Never one to miss an opportunity to remind us how much he despises civil rights, evangelist Franklin Graham took to Facebook to express his utter dismay over the Supreme Court’s recent 6-3 decision saying sex discrimination laws apply to gay and transgender people.
I believe this decision erodes religious freedoms across this country. People of sincere faith who stand on God’s Word as their foundation for life should never be forced by the government to compromise their religious beliefs. Christian organizations should never be forced to hire people who do not align with their biblical beliefs and should not be prevented from terminating a person whose lifestyle and beliefs undermine the ministry’s purpose and goals.
As a Bible-believing follower of Jesus Christ, my rights should be protected. Even if my sincerely held religious beliefs might be the minority, I still have a right to hold them. The same holds true for a Christian organization. These are the freedoms our nation was founded on.
The Supreme Court does not override and will never overturn the Word of God. One day we will all have to stand before God, the Righteous Judge, whose decisions are not based on politics or the whims of culture. His laws are true and are the same yesterday, today, and forever.
To be clear, no one’s making Christian organizations hire anyone they don’t want to hire. The ruling doesn’t apply to churches. In addition, it’s an open question of whether the ruling applies to religious groups that receive federal funding. And even beyond that, there’s nothing preventing employers from openly stating other reasons to fire an LGBTQ employee.

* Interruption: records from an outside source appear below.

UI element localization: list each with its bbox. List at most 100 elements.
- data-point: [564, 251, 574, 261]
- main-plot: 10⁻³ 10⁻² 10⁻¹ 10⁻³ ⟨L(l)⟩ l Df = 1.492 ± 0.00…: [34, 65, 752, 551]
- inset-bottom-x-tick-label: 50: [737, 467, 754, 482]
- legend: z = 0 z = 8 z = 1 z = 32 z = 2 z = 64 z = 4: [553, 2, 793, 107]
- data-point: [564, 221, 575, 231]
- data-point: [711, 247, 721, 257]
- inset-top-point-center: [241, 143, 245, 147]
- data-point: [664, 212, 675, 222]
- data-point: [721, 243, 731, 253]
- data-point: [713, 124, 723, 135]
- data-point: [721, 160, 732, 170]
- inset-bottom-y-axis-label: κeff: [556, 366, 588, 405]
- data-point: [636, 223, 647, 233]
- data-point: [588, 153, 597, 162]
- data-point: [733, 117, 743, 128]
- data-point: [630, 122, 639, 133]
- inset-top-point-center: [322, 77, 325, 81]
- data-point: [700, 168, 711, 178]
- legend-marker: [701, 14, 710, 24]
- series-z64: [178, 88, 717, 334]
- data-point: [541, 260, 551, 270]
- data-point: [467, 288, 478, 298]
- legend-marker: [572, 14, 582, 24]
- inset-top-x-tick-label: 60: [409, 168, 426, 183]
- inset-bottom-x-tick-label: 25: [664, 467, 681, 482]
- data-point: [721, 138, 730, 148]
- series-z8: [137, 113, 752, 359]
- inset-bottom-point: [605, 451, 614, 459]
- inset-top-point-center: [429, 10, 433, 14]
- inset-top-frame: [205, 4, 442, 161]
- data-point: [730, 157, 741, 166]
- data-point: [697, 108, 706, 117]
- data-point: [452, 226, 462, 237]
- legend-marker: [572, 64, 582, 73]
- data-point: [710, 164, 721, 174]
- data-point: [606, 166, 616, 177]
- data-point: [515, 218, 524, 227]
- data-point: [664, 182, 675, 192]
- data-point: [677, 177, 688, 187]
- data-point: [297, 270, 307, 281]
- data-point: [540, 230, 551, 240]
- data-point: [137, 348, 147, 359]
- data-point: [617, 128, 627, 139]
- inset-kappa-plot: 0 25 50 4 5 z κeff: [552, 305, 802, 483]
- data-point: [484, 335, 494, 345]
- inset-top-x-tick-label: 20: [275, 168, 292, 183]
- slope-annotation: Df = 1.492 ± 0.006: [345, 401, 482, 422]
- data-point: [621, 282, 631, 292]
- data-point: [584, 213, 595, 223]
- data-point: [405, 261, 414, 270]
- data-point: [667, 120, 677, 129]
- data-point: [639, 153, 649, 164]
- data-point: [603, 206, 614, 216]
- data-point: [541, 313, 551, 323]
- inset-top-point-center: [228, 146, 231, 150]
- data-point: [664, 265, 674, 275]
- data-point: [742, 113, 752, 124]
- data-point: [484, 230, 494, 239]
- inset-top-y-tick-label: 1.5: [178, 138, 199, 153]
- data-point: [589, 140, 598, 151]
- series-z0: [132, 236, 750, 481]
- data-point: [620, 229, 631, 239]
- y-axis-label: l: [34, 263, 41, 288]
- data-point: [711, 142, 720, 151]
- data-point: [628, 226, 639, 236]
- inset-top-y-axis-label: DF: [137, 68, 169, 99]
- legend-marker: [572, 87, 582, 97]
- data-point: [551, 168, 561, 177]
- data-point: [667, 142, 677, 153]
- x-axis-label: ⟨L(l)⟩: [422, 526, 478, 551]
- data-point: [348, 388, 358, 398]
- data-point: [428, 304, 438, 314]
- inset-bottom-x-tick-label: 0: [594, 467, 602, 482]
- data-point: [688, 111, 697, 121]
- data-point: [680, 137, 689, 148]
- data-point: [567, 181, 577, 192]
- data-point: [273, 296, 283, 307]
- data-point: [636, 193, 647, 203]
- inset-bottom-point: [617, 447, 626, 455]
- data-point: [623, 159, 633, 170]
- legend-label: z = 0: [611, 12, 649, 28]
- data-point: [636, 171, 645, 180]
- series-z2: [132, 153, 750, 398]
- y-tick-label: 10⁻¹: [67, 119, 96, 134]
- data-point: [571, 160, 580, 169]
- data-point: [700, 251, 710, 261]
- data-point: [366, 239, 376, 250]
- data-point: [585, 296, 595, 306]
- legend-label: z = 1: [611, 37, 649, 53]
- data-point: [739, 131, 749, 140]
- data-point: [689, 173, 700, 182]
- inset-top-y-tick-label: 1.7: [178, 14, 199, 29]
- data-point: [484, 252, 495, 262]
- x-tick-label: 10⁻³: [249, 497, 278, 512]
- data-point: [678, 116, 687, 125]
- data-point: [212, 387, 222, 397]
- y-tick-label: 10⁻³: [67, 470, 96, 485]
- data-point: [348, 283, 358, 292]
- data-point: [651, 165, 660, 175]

But in the secular sphere, people’s gender identity or sexual orientation should not affect their ability to be hired or keep their current job.
As the old adage goes, “Equal rights for everyone does not mean fewer rights for you; it’s not pie.” Leave it to Graham to complain about the prospect of other people having their rights protected. There is arguably no demographic that enjoys greater rights and privileges in the United States than Christians (white ones, particularly).
But to people like Graham, even a small step toward equality feels like persecution.